Umaniti

Dominique Radisson {Textes, poèmes & autres}

La fin des vides sans raison

Floride, en cette fin d’année 2014. Des groupes d’oiseaux noirs glissent sans bruit sur l’air frais du matin, traversent lentement l’étendue d’eau paisible en direction du levant. Je sais que derrière son apparence idyllique, tous les équilibres dynamiques a l’oeuvre pour offrir la beauté inspirante de cette scène sont, soit potentiellement, soit activement menacés. 

Le monde présente, jusque dans ses espaces qui nous apparaissent intacts, les marques de l’avidité, de la violence et de l’égoïsme des hommes, dans des proportions décuplées par des effets de masse sans précédents dans l’histoire de notre espèce. 

Certains —dont je suis— sont convaincus que les réponses aux défis de ce monde ne viendront pas des actions politiques, en attendant d’utopiques instances mondiales éclairées, mais que la clé se trouve dans l’individu, en chacun de nous. Et qu’une des clés de la clé se trouve plus précisément en chaque enfant en nous, en chaque enfant de nous.

C’est ma profonde conviction : la déshumanisation de notre relation au monde et à l’autre trouve son origine première dans la déshumanisation de l’accueil des êtres qui viennent au monde.

Le risque est grand d’accentuer cette déshumanisation par la technicité accrue et la scientification. Quand il s’agit d’accueillir la vie, nous n’avons pas besoin de plus de science. De plus de capteurs. De plus de marqueurs. Nous avons amplement ce qu’il nous faut pour sauver une vie, dans l’immense majorité des cas. Nous n’avons pas besoin de plus d’outils. Nous avons besoin de plus de coeur. Non pas du coeur aimant mais du coeur comprenant. Nous n’avons pas besoin d’en faire quelque chose de lourd, ce peut être léger. Il nous suffit de nous délester. De nos habitudes prises depuis des générations. De nous réouvrir à ce qui est déjà en nous : retourner à la source du sentiment humain. Nous retourner vers le levant.
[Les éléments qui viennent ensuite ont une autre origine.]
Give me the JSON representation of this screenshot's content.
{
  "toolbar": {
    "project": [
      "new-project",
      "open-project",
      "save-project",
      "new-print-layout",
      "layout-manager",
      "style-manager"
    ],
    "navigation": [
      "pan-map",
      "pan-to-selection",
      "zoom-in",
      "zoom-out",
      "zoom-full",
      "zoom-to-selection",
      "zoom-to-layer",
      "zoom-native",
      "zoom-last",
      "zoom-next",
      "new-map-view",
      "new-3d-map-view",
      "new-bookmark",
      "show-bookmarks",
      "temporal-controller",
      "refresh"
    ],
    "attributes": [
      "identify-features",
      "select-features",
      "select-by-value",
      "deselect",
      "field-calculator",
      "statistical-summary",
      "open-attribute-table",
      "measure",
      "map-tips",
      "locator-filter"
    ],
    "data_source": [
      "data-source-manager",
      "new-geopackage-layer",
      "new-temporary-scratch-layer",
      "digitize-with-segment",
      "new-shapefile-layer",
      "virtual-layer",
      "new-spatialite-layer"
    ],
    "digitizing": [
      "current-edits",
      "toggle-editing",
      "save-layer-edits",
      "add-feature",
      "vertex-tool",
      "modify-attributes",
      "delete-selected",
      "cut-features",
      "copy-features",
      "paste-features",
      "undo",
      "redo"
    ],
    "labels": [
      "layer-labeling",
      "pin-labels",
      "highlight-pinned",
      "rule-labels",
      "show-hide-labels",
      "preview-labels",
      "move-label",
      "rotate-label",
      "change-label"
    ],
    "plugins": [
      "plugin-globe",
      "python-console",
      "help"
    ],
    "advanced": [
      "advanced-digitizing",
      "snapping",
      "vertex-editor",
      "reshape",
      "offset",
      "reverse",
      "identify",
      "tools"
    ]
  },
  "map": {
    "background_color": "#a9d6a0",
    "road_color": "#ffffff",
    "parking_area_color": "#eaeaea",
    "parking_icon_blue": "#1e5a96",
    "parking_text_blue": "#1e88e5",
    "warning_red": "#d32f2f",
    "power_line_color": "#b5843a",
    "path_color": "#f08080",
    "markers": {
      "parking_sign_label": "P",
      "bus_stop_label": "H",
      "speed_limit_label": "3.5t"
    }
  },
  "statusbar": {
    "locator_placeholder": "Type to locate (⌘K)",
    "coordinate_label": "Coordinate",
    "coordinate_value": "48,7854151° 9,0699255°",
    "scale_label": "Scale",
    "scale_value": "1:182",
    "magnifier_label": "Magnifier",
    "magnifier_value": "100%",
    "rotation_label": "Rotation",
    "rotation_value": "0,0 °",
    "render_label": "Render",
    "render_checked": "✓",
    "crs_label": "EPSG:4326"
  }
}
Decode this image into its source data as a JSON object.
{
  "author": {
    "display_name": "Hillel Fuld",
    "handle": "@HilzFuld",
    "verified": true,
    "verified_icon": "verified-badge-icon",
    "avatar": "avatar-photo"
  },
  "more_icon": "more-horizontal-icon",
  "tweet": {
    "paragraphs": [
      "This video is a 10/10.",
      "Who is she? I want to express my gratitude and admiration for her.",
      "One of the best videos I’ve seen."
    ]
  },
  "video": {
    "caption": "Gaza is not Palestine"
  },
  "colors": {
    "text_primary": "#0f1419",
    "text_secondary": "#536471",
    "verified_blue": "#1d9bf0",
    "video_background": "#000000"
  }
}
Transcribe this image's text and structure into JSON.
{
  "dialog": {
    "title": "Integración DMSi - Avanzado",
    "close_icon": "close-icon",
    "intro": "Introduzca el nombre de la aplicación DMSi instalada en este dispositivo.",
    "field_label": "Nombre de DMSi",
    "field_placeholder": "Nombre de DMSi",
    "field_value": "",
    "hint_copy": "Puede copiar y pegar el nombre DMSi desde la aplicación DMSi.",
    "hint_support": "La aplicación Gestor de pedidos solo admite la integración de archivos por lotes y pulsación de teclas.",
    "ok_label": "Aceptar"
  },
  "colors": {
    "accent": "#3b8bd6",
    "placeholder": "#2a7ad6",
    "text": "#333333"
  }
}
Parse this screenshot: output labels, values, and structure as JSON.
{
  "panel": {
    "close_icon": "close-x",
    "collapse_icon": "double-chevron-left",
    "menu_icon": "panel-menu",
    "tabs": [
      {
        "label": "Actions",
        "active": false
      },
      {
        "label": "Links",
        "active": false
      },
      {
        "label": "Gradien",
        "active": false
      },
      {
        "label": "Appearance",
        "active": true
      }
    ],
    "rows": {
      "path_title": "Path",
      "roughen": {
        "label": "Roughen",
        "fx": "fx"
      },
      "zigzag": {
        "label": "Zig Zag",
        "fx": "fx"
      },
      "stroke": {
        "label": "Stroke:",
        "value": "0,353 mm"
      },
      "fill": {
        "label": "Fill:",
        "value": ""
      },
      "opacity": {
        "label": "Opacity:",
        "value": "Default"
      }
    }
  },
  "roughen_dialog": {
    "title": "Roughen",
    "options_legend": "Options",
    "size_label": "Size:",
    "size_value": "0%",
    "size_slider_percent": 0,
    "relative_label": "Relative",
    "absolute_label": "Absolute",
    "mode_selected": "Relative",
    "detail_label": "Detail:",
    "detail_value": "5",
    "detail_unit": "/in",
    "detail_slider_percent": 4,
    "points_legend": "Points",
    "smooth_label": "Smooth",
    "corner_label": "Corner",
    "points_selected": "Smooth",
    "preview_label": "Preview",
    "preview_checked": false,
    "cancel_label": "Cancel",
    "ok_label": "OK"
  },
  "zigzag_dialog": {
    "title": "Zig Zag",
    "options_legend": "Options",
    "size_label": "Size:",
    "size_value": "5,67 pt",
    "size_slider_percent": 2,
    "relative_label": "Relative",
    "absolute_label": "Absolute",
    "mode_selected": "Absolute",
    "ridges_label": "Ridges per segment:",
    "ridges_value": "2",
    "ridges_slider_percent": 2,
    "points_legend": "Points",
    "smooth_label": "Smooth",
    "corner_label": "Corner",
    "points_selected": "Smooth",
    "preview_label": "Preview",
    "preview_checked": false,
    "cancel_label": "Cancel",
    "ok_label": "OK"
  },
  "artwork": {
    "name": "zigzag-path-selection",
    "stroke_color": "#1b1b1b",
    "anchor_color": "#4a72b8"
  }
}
La déshumanisation de la relation au monde, et donc à l’autre et à la nature, ne peut être influencée par des actions du champ politique, qui ne peut agir que sur ses conséquences visibles. 

Nous devons devenir cultivateurs. Cultiver la passion de questionner l’évidence de ce que nous avons reçu. Il y’a de l’inconfort mais tellement de lumière à y gagner.

Nous devons émettre de la liberté. La liberté est le cadeau le plus précieux qu’on puisse nous offrir. Tous, toutes, sous toutes les lattitudes, les temps et les régimes, les fonctions et les organisations. Nous adorons l’expérience d’être enfin libres. Et c’est la chose que nous avons le plus de mal à offrir à nos enfants.

Nous avons besoin de voir et de sentir en chaque enfant une enfant reine, un enfant roi. Nous avons une méfiance car nous avons confondu le roi et le tyran. Nous avons perdu les repères simples et notre bon sens. Plus nous technicisons l’arrivée au monde plus nous créons des êtres qui techniciserons leur relation au monde et l’arrivée des suivants, dans un cercle invertueux. Le froid ne peut créer d’autre chose que le froid. Le froid ne peut créer le chaud. Il ne peut créer que l’irritation. 

La terre ne se réchauffe pas. Elle s’irrite, elle s’enflamme. Elle s’enflamme de trop de froid.

Nous sommes entrés depuis trop longtemps dans l’ère glaciaire de l’accueil de nos enfants. C’est le climat ambiant, nous ne nous rendons même plus compte que nous vivons dans ce climat extreme. Pour nous, il est normal. Mais ce froid n’est pas dans l’ordre naturel des choses et de l’humanité.

Nous payons le prix surtout d’une surintellectuallisation de la naissance. D’une surprotection démesurée par rapport aux risques réels. D’un éloignement croissant d’avec notre instinct et le naturel en nous. Nous devons tout faire pour sortir de ce cercle vicieux.

Notre tache a nous qui accueillons n’est pas seulement de minimiser les risques médicaux, c’est surtout de tout faire pour qu’il n’y ait pas de rupture de sentiment d’amour avec le monde. il n’y a pas de blessure plus profonde ni plus tragique que celle-la.